The body was found in a semi-desert area near the Yaqui town of Vicam by a local person who was out gathering firewood.

Coming on the same day that two journalists were found murdered, the discovery of what appears to be the Yaqui leader’s corpse constitutes bad news for President Andrés Manuel López Obrador, who has been criticized for his hostility toward, and failure to protect, reporters.

The discovery of what appears to be Rojo Valencia's body will be an especially hard blow for the president, who has made it his special project to bring justice to the Yaquis, who he has described as Mexico’s most persecuted Indigenous group.

Rojo Valencia served as the Yaquis’ spokesman during past conflicts over land and water rights.

He disappeared May 27 amid tensions over Yaqui highway roadblocks protesting gas ducts, water pipelines and railway lines that have been run across their ancestral territory without consulting them or giving them much benefit.

In February, the conflict over the highway blockades came to a head with the death of an Indigenous man killed when a trucker plowed through a Yaqui roadblock, hitting a member of the group.

Businessmen and truckers in Sonora state complain the roadblocks seriously affect the movement of raw materials and export goods, and said protesters are sometimes abusive or demand money to allow them to pass.

On-and-off roadblocks have affected the main highway that leads to the industrial hub of Hermosillo, and from there to the U.S. border. The route is key for the import and export of autos and auto parts, electronics and other goods.
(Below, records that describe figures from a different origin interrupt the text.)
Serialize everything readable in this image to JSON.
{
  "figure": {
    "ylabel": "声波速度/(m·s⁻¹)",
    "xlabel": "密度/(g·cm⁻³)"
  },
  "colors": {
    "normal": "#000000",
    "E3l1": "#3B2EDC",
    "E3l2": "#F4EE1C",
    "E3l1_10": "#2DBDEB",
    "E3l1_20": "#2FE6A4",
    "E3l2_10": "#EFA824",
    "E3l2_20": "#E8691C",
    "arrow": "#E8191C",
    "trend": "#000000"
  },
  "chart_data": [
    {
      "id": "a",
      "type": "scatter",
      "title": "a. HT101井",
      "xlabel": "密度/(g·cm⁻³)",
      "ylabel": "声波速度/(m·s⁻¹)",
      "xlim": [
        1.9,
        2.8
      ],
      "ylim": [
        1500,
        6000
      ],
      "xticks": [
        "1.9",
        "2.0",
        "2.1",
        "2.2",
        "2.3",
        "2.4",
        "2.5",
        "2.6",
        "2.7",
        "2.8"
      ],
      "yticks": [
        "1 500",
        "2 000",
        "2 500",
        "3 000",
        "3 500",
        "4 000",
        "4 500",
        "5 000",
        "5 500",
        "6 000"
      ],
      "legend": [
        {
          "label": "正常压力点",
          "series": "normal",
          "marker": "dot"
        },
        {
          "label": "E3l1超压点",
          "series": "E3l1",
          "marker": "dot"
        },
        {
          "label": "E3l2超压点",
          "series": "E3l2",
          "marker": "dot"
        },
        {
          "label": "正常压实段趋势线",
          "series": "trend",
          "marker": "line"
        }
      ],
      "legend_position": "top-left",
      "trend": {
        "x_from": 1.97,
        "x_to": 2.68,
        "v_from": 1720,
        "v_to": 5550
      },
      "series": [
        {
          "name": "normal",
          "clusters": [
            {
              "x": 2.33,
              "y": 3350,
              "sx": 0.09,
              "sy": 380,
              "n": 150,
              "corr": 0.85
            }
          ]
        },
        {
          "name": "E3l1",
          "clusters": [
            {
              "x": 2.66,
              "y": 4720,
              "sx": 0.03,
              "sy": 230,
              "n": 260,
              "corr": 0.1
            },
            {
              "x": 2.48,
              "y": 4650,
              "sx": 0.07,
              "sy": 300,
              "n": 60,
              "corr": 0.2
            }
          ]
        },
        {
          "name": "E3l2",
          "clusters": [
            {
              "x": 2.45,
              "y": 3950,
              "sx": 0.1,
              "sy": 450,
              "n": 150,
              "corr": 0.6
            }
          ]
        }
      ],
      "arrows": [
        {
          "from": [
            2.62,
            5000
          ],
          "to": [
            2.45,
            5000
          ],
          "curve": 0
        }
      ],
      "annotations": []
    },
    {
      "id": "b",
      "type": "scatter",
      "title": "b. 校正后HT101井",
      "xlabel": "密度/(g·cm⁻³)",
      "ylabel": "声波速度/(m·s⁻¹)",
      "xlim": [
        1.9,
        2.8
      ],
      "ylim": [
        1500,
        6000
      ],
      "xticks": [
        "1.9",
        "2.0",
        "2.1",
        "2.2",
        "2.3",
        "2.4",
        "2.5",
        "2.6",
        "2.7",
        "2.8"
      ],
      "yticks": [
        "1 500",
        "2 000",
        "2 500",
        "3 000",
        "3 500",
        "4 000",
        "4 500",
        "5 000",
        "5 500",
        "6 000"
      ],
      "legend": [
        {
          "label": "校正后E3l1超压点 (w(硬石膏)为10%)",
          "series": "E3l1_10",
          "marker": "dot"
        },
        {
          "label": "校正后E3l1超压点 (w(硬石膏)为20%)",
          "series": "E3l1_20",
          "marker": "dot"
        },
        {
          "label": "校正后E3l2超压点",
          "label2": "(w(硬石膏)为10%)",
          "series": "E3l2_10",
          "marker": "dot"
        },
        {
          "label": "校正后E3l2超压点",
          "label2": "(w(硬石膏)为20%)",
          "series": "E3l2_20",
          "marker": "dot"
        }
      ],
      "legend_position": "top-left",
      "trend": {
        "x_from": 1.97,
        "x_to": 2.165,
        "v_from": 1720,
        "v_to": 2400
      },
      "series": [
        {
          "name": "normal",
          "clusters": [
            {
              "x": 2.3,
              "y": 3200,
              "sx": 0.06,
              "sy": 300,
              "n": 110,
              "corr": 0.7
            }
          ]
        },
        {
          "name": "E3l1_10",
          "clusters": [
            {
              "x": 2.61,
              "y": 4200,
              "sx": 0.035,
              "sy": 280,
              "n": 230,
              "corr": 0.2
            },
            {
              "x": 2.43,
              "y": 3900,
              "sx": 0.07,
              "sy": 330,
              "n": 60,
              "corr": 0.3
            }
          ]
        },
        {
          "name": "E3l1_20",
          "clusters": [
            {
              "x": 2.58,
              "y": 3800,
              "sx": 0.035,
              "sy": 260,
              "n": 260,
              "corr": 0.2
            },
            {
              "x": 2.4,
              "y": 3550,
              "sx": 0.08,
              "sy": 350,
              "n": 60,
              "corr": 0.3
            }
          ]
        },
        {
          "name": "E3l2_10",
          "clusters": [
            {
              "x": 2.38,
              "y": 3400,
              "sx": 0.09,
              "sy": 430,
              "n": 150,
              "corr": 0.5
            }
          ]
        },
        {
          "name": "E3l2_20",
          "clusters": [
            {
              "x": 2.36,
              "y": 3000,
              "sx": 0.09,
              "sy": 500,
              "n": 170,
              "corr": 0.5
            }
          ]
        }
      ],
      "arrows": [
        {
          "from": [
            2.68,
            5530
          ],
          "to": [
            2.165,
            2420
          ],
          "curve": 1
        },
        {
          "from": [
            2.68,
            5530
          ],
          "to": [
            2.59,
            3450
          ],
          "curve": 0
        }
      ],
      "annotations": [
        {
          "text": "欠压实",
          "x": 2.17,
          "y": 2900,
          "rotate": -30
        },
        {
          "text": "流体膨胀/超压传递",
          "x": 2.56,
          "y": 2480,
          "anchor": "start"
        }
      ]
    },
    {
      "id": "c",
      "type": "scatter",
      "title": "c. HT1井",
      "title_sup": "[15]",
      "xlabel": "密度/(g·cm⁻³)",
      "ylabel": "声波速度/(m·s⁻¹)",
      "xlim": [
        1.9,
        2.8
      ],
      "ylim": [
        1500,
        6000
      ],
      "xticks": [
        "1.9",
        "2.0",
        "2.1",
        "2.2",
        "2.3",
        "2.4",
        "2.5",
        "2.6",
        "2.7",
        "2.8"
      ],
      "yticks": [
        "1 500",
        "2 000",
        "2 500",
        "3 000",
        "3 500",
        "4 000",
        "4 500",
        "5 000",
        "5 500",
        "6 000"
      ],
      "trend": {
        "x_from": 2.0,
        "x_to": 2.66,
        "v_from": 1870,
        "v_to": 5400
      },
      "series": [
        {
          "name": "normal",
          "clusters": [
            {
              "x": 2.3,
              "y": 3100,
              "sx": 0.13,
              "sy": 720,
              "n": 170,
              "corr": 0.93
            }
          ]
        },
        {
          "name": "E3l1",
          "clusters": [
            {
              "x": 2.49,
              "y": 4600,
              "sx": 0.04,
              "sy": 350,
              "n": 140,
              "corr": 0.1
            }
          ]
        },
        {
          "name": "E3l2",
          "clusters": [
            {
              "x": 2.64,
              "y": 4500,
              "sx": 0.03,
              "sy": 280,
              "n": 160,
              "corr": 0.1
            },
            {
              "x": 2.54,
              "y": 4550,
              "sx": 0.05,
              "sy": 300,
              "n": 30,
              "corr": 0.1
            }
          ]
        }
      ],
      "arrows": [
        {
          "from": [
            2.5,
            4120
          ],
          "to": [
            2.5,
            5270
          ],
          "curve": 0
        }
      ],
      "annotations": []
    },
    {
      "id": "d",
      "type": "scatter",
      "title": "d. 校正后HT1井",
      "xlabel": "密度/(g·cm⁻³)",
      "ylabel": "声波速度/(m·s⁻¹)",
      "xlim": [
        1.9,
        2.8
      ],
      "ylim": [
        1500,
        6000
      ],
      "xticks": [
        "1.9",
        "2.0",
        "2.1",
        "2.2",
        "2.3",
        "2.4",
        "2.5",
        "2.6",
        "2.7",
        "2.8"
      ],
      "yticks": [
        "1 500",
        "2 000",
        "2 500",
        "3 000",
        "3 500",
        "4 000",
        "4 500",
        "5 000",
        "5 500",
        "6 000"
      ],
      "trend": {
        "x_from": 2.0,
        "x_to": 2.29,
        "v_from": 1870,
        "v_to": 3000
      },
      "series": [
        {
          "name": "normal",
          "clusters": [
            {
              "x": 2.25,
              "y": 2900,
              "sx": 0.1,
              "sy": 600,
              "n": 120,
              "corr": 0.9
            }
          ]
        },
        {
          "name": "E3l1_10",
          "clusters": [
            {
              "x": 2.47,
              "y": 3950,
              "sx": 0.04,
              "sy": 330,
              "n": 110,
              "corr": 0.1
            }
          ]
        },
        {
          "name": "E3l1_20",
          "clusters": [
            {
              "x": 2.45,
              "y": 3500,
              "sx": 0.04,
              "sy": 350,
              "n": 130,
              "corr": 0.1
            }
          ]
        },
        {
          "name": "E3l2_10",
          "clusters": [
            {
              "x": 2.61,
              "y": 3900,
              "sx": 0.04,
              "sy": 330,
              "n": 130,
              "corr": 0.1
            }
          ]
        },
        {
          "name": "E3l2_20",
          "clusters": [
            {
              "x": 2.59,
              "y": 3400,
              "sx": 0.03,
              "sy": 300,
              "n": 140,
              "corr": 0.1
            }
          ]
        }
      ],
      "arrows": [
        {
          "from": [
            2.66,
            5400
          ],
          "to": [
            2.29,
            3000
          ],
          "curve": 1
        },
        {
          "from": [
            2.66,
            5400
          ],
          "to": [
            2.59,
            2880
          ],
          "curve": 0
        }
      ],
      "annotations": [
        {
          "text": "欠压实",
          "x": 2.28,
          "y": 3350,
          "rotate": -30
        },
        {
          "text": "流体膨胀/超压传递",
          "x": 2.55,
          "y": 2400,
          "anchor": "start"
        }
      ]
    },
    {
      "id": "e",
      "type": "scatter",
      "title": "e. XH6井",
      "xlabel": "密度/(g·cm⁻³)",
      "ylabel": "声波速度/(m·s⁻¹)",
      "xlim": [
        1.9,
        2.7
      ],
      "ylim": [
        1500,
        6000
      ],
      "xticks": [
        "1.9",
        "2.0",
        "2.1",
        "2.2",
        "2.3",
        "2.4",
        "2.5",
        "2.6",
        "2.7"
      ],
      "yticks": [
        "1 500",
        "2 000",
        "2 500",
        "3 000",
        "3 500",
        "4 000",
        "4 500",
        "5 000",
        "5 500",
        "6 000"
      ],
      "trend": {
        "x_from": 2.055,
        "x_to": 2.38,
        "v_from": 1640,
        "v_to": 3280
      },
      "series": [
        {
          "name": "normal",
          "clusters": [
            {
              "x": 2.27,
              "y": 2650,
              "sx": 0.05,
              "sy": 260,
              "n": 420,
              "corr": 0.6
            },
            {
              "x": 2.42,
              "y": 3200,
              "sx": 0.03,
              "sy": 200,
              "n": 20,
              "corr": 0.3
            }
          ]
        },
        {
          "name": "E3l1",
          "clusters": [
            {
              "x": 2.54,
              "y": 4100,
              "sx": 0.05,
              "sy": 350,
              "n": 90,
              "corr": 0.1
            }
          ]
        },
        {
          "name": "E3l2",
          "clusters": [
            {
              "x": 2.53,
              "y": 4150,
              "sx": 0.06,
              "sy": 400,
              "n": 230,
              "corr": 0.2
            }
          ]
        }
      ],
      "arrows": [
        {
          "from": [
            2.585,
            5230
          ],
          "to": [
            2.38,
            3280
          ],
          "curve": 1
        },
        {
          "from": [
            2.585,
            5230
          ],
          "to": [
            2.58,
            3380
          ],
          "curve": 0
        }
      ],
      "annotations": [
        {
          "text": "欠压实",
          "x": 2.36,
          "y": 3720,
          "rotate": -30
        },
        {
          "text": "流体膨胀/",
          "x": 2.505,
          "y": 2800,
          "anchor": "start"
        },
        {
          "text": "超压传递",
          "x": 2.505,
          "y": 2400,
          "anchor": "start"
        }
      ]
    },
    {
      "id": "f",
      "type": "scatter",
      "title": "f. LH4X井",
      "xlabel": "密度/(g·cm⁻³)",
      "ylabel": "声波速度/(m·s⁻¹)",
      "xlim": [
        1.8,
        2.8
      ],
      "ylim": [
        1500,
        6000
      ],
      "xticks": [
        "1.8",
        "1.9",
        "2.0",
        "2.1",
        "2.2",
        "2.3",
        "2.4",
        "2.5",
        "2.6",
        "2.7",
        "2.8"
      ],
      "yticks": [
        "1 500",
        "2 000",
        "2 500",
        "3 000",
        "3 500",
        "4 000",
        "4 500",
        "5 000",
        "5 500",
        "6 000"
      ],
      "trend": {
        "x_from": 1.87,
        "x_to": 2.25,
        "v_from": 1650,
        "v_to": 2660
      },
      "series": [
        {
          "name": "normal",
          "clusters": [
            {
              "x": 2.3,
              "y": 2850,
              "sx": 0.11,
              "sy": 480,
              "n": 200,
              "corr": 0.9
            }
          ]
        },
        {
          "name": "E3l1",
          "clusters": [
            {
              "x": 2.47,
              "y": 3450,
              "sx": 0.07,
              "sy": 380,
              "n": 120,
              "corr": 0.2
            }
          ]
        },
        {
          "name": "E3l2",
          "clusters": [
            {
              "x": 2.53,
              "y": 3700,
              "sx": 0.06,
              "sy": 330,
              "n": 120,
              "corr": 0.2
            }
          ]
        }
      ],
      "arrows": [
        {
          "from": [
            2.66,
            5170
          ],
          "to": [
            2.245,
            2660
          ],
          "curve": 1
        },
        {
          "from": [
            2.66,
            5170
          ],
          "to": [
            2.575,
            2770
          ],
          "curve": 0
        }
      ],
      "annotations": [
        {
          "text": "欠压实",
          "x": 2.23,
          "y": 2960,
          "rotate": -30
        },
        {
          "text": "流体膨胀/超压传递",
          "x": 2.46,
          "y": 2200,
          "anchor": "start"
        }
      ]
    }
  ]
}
Perhaps best known abroad for the mystical and visionary powers ascribed to them by writer Carlos Castaneda, the Yaquis stubbornly fought the Mexican government’s brutal campaign to eliminate the tribe in the late 1800s and early 1900s.

But they were largely defeated by 1900, and dictator Porfirio Diaz began moving them off their fertile farmland to less valuable territory or to virtual enslavement on haciendas as far away as the far eastern state of Yucatan.

In 2020, López Obrador traveled to Yaqui territory for the establishment of the Justice Commission for the Yaqui People, and he has said he plans to offer an apology on behalf of the government for the genocidal war carried out against them.

The commission has promised housing, development projects and a greater voice for the impoverished Yaqui communities, but some Yaquis aren’t participating in the talks and the agreement has not quelled the protests, which sometimes demand large compensation payments.